Wilders is hoping to join the right to far-right Identity and Democracy Group in the European Parliament.

"If you want to change the big institutions like the European Union, it is more effective if you do it from the inside. So if parties like mine, who it looks like they are winning all over Europe, from Austria, France and Belgium to Italy and Spain and other countries, if we would join forces and perhaps form a big group of MEPs that will be able and strong enough to change the European policy from within," he told the press during a campaign on Wednesday.

Timmermans, who quit the European Commission's "green czar" job last year to run in the Dutch national elections, said on Thursday the results showed that left-wing parties should not be written off for this election, despite the rise of nationalist parties throughout Europe.

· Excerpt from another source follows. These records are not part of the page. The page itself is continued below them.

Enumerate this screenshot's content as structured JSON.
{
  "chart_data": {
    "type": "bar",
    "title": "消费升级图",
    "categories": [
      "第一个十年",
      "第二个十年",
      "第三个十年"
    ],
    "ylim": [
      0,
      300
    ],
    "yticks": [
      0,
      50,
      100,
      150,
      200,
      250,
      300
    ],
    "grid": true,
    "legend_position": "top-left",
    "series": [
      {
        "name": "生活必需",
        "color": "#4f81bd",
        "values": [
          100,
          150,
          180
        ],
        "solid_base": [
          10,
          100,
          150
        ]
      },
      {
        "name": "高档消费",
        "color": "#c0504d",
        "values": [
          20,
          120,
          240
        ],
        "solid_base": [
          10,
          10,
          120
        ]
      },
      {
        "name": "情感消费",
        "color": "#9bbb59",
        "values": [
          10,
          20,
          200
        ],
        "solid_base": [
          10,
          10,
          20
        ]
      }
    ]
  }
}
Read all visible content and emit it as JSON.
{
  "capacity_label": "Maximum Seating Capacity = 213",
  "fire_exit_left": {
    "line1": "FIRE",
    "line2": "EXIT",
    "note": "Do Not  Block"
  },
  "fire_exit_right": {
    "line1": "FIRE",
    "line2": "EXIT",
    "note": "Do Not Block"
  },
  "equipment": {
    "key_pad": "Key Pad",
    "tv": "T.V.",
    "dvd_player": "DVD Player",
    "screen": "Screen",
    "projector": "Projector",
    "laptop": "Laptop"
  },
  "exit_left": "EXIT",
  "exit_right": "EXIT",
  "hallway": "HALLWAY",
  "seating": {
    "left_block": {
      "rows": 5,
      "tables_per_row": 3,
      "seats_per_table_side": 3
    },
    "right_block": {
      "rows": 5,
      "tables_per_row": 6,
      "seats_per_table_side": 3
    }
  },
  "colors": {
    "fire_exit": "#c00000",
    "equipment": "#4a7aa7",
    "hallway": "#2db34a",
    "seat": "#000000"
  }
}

"Pro-European parties in the Netherlands did very well in this election, which sends a clear signal to the rest of Europe that there is no necessity to work with the radical right," he said in a message likely to European Commission President Ursula von der Leyen, who has drawn sharp criticism during her reelection campaign for trying to seek an alliance with Italian Prime Minister Giorgia Meloni, considered by many as a far-right leader.

"The assumption that the radical right would sweep this election has not materialized in the Netherlands."

While the Labor-Green alliance runs a joint race this time, they will be split in parliament. Labor is part of the Socialists and Democrats political group, while the Greens belongs to the Greens bloc.

Far-right parties are on the rise in Europe, winning support from young people. A recent Ipsos poll showed that 34 percent of French under the age of 30 who planned to vote would choose right-wing populist Jordan Bardella, president of Marine Le Pen's National Rally party.

Polling data analyzed by Politico showed there is strong and rising youth support for similar far-right parties across Europe, such as Vox in Spain, Chega in Portugal, Vlaams Belang in Belgium and the Finns Party in Finland.